Second, there is now method to the madness. I am a great believer in trusting someone’s expertise. It is much easier to work out when you are told what to do and when someone stands right next to you to make sure you do. Also, to see if you are doing it right, which is critical when it comes to physical exercise, or indeed any kind of learning. It is also much easier to push yourself when you see that half mocking look on the trainer’s face, however hard he tries to keep his expressions neutral!
I am always amused to observe Pawan’s strategy while training. There is a careful mix of praise and admonishment, peppered with encouragement. There is also a mix of banter and reserve. Carefully measured, casually administered.
The negatives? In the initial sessions, it is vital to tell the trainer if you have weak joints, injuries, etc. Of course, they will assess independently as well, but it is not worth it to sustain further injuries only because you are excessively polite or are trying too hard to prove yourself! My knees and ankles are an issue, for instance, so we’re now trying to work out how much we push without damaging those joints. Also, get ready for excruciating pain in the first week (meetha meetha dard as one friend called it)….and you aren’t really allowed to complain. If you do, most likely you will get a shrug as response!
These are, of course, the musings of a near novice and I’ll probably have deeper insights as I go along. I’m watching myself to see how long my determination lasts and patting myself on the back after every session is completed!

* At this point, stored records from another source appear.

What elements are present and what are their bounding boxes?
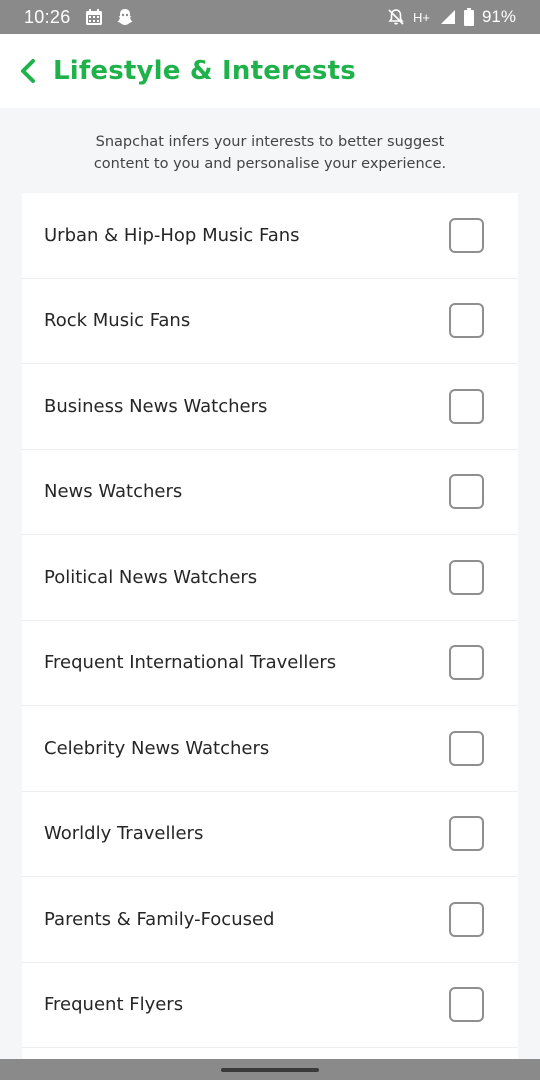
interest-checkbox[interactable]	[449, 303, 484, 339]
interest-checkbox[interactable]	[449, 559, 484, 595]
header: Lifestyle & Interests	[0, 34, 540, 108]
interest-label: Parents & Family-Focused	[44, 908, 275, 930]
battery-icon	[463, 8, 474, 26]
interest-label: Frequent International Travellers	[44, 652, 337, 674]
snapchat-ghost-icon	[117, 8, 133, 26]
back-button[interactable]	[16, 56, 40, 86]
interest-label: Business News Watchers	[44, 395, 268, 417]
network-type: H+	[412, 9, 430, 25]
interest-item[interactable]: Parents & Family-Focused	[22, 877, 518, 963]
interest-label: News Watchers	[44, 481, 183, 503]
interest-item[interactable]: Worldly Travellers	[22, 792, 518, 877]
status-right: H+ 91%	[387, 7, 516, 27]
interest-item[interactable]: Frequent International Travellers	[22, 621, 518, 706]
interest-checkbox[interactable]	[449, 388, 484, 424]
chevron-left-icon	[21, 59, 35, 83]
interest-label: Rock Music Fans	[44, 310, 191, 332]
page-title: Lifestyle & Interests	[53, 56, 356, 86]
notifications-off-icon	[387, 8, 405, 26]
interest-checkbox[interactable]	[449, 645, 484, 681]
status-left: 10:26	[24, 7, 133, 28]
interests-list: Urban & Hip-Hop Music Fans Rock Music Fa…	[22, 193, 518, 1063]
interest-item[interactable]: Urban & Hip-Hop Music Fans	[22, 193, 518, 279]
status-bar: 10:26 H+ 91%	[0, 0, 540, 34]
interest-label: Worldly Travellers	[44, 823, 204, 845]
interest-checkbox[interactable]	[449, 217, 484, 253]
interest-label: Celebrity News Watchers	[44, 737, 270, 759]
battery-level: 91%	[481, 7, 516, 26]
interest-label: Urban & Hip-Hop Music Fans	[44, 224, 300, 246]
interest-item[interactable]: Business News Watchers	[22, 364, 518, 450]
interest-checkbox[interactable]	[449, 474, 484, 510]
description: Snapchat infers your interests to better…	[0, 131, 540, 175]
interest-item[interactable]: News Watchers	[22, 450, 518, 535]
interest-item[interactable]: Frequent Flyers	[22, 963, 518, 1048]
calendar-icon	[85, 8, 103, 26]
description-line-2: content to you and personalise your expe…	[93, 156, 447, 172]
interest-checkbox[interactable]	[449, 987, 484, 1023]
interest-item[interactable]: Rock Music Fans	[22, 279, 518, 364]
interest-item[interactable]: Celebrity News Watchers	[22, 706, 518, 792]
interest-item[interactable]: Political News Watchers	[22, 535, 518, 621]
interest-checkbox[interactable]	[449, 901, 484, 937]
description-line-1: Snapchat infers your interests to better…	[95, 134, 445, 150]
interest-label: Frequent Flyers	[44, 994, 184, 1016]
home-gesture-handle[interactable]	[221, 1067, 319, 1072]
interest-label: Political News Watchers	[44, 566, 258, 588]
interest-checkbox[interactable]	[449, 730, 484, 766]
navigation-bar	[0, 1059, 540, 1080]
interest-checkbox[interactable]	[449, 816, 484, 852]
signal-icon	[440, 9, 456, 25]
status-time: 10:26	[24, 6, 71, 27]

I’ve wanted to write about this for the longest time, but never had the guts to. It’s my weight problem! I’ve been overweight for as long as I remember, precisely since higher secondary school. Even in college, weight was a hugely sensitive issue with me. Someone had to just make a passing joke about it and I would sulk the entire day, mulling the comment over and over, killing myself with guilt and low self-esteem.
And then I got married to Rahul, who always loved me for what I was and never ever ran me down on the weight aspect. Two kids down the line, my struggle with my weight has become more realistic and less paranoid. I’ve tried various things and I kind of know what works and what doesn’t.
I have to say this, though. My motivations for losing weight remain a strange mix of three things:
Health-I worry about the slight knee pains I have now and then, weak ankles, and the usual lifestyle disease worries.
Looks-I really do want to wear what I want without worrying about how the outfit will look on me, or worse, whether the shop would have it in my size…hugely embarrassing and depressing experience when they give you that sheepish but unapologetic look!
Self-esteem- I have this self-image of myself as a reasonably thin person. When I look in the mirror, that’s who I see. When I break the illusion, on some days, I see this obese person who is me, but isn’t me really! I don’t want to be schizophrenic. I simply need to thin down into my real size!
Of late, I’ve started realizing that I truly crave for fitness as well. Its a new target, one I am turning over in my head and hoping to really internalize in the next few weeks. Come July, I intend to develop a more holistic training routine. 2013 will see a new me, for sure!